Mike Jackson is busy handling a fresh batch of 900 pigs. Pigs that will keep him busy for the next six months.
"Day to day basis is making sure that the water is still running and the feed is still flowing." - Mike Jackson
These pigs are 10 days olds and weigh about 12 pounds. As part of their first day in Jackson’s shed, the pigs will be separated by sex.
"Split the boys and the girls separate from each other so they can have separate feed rations. It makes a better uniform product. Makes them grow a little better that way." - Mike Jackson
The pigs are bunched up right now, but will soon be put in a different pens.
"Essentially this is their bedroom and then you got the cup waters over here. Pig walks up and pushes on it with his nose and the water squirts out. And the feeder, which is a hopper style feeder, so it will fill up and then it will shut the feedline off, but then they are able to get their feed down here. They just start working and wiggling that." - Mike Jackson
Jackson has his hog shed fitted for temperature control to keep the pigs warm while they are younger and cool when they get older. He uses propane heating lamps for heat. And for cooling ... open windows, fans under the floor, fans hanging from the ceiling, and sprinkler heads that spray out cool water for the really hot days.

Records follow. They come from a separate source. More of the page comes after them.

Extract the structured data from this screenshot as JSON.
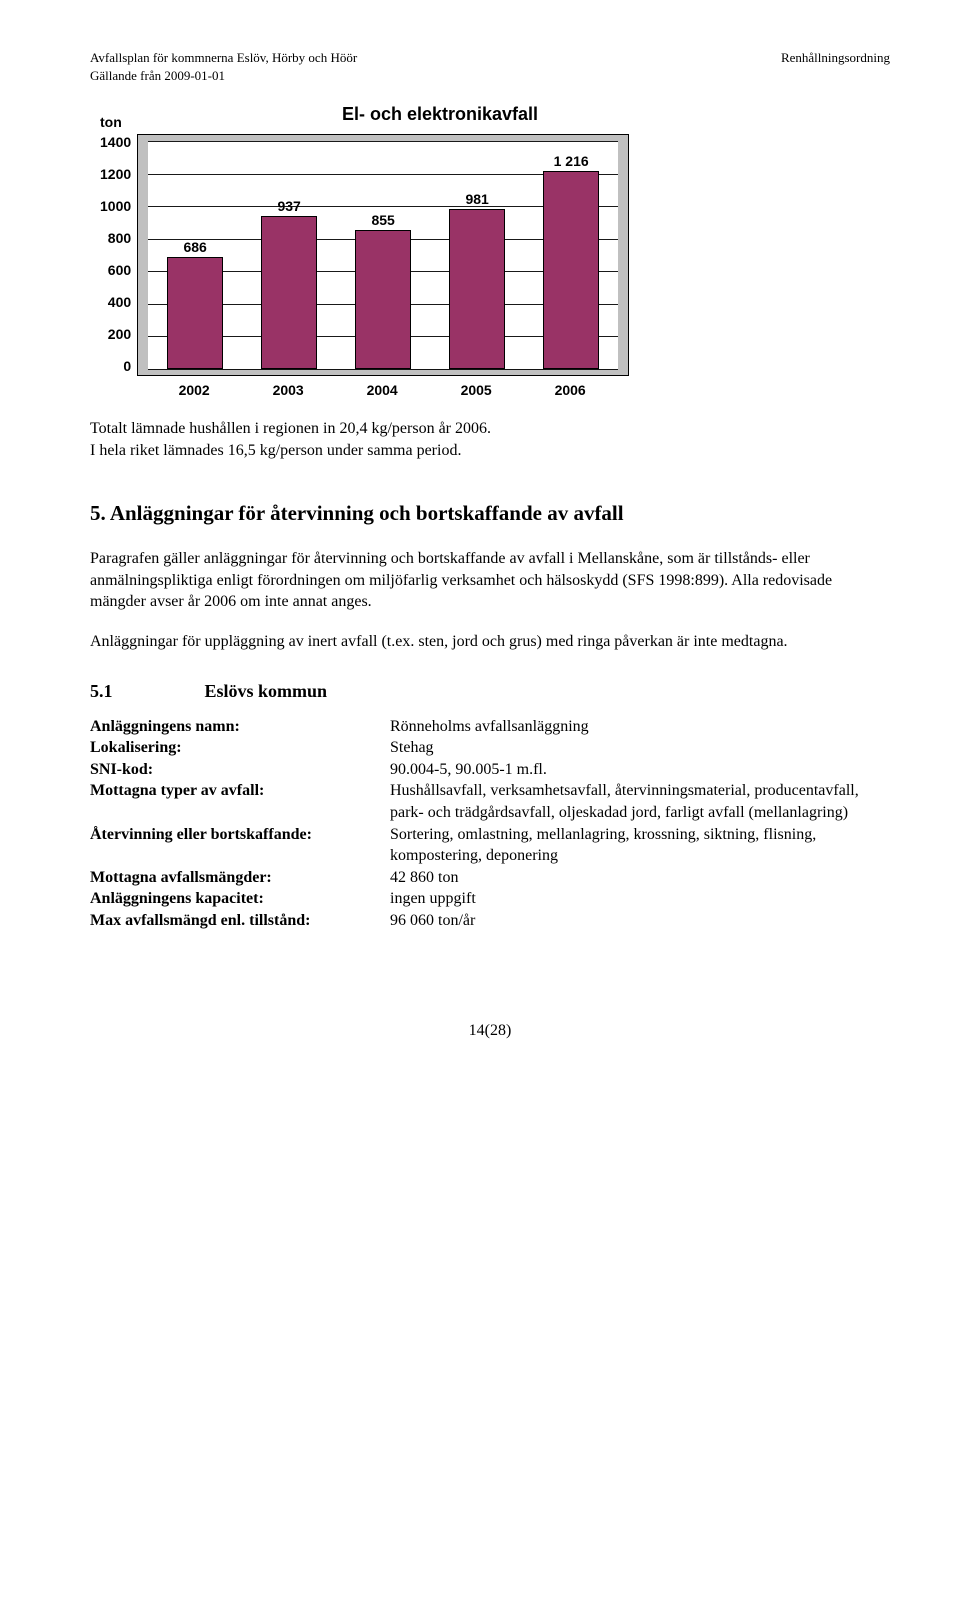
{
  "header": {
    "left_line1": "Avfallsplan  för kommnerna Eslöv, Hörby och Höör",
    "left_line2": "Gällande från 2009-01-01",
    "right": "Renhållningsordning"
  },
  "chart": {
    "type": "bar",
    "title": "El- och elektronikavfall",
    "y_unit": "ton",
    "y_ticks": [
      "1400",
      "1200",
      "1000",
      "800",
      "600",
      "400",
      "200",
      "0"
    ],
    "ylim_max": 1400,
    "categories": [
      "2002",
      "2003",
      "2004",
      "2005",
      "2006"
    ],
    "values": [
      686,
      937,
      855,
      981,
      1216
    ],
    "value_labels": [
      "686",
      "937",
      "855",
      "981",
      "1 216"
    ],
    "bar_color": "#993366",
    "plot_bg": "#c0c0c0",
    "inner_bg": "#ffffff",
    "border_color": "#000000"
  },
  "para_after_chart_1": "Totalt lämnade hushållen i regionen in 20,4 kg/person år 2006.",
  "para_after_chart_2": "I hela riket lämnades 16,5 kg/person under samma period.",
  "section5_title": "5. Anläggningar för återvinning och bortskaffande av avfall",
  "section5_para1": "Paragrafen gäller anläggningar för återvinning och bortskaffande av avfall i Mellanskåne, som är tillstånds- eller anmälningspliktiga enligt förordningen om miljöfarlig verksamhet och hälsoskydd (SFS 1998:899). Alla redovisade mängder avser år 2006 om inte annat anges.",
  "section5_para2": "Anläggningar för uppläggning av inert avfall (t.ex. sten, jord och grus) med ringa påverkan är inte medtagna.",
  "section51_num": "5.1",
  "section51_title": "Eslövs kommun",
  "kv": [
    {
      "k": "Anläggningens namn:",
      "v": "Rönneholms avfallsanläggning"
    },
    {
      "k": "Lokalisering:",
      "v": "Stehag"
    },
    {
      "k": "SNI-kod:",
      "v": "90.004-5, 90.005-1 m.fl."
    },
    {
      "k": "Mottagna typer av avfall:",
      "v": "Hushållsavfall, verksamhetsavfall, återvinningsmaterial,  producentavfall, park- och trädgårdsavfall, oljeskadad jord, farligt avfall (mellanlagring)"
    },
    {
      "k": "Återvinning eller bortskaffande:",
      "v": "Sortering, omlastning, mellanlagring, krossning, siktning, flisning, kompostering, deponering"
    },
    {
      "k": "Mottagna avfallsmängder:",
      "v": "42 860 ton"
    },
    {
      "k": "Anläggningens kapacitet:",
      "v": "ingen uppgift"
    },
    {
      "k": "Max avfallsmängd enl. tillstånd:",
      "v": "96 060 ton/år"
    }
  ],
  "page_number": "14(28)"
}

"Just like you go to the state fair and there is the fountain shooting up and the kids are running through the fountain. It’s the same cooling effect." - Mike Jackson
Mike’s been doing this for eight years. He owns the building, pays to the utilities, but he doesn’t own the pigs. The pigs owner pays Mike for his work and then hopes to make about a dollar per pig or $900 from this facility in the end.
"It’s like buying a house in town and renting it to somebody and then the renter takes care of the house. ‘And then the tenants are essentially your pigs’. Essentially yes." - Mike Jackson.
So since he is basically the caretaker of the pigs and not the owner -- he’s not really worried about the market prices, just taking care of the pigs.
"On top of that I get the hog manure that I can turn around and put out on my farm ground and make another product." - Mike Jackson.
These 900 pigs will produce enough manure to cover about 80 acres of farmland with a fertilizer value of $12,000 or more. For CRI Weekly News, I’m Jon Hoffmann
We’ll continue to follow Mark Jackson and his hog operation. The current price for pork is 79 cents per pound, that’s down 13 cents from a year ago.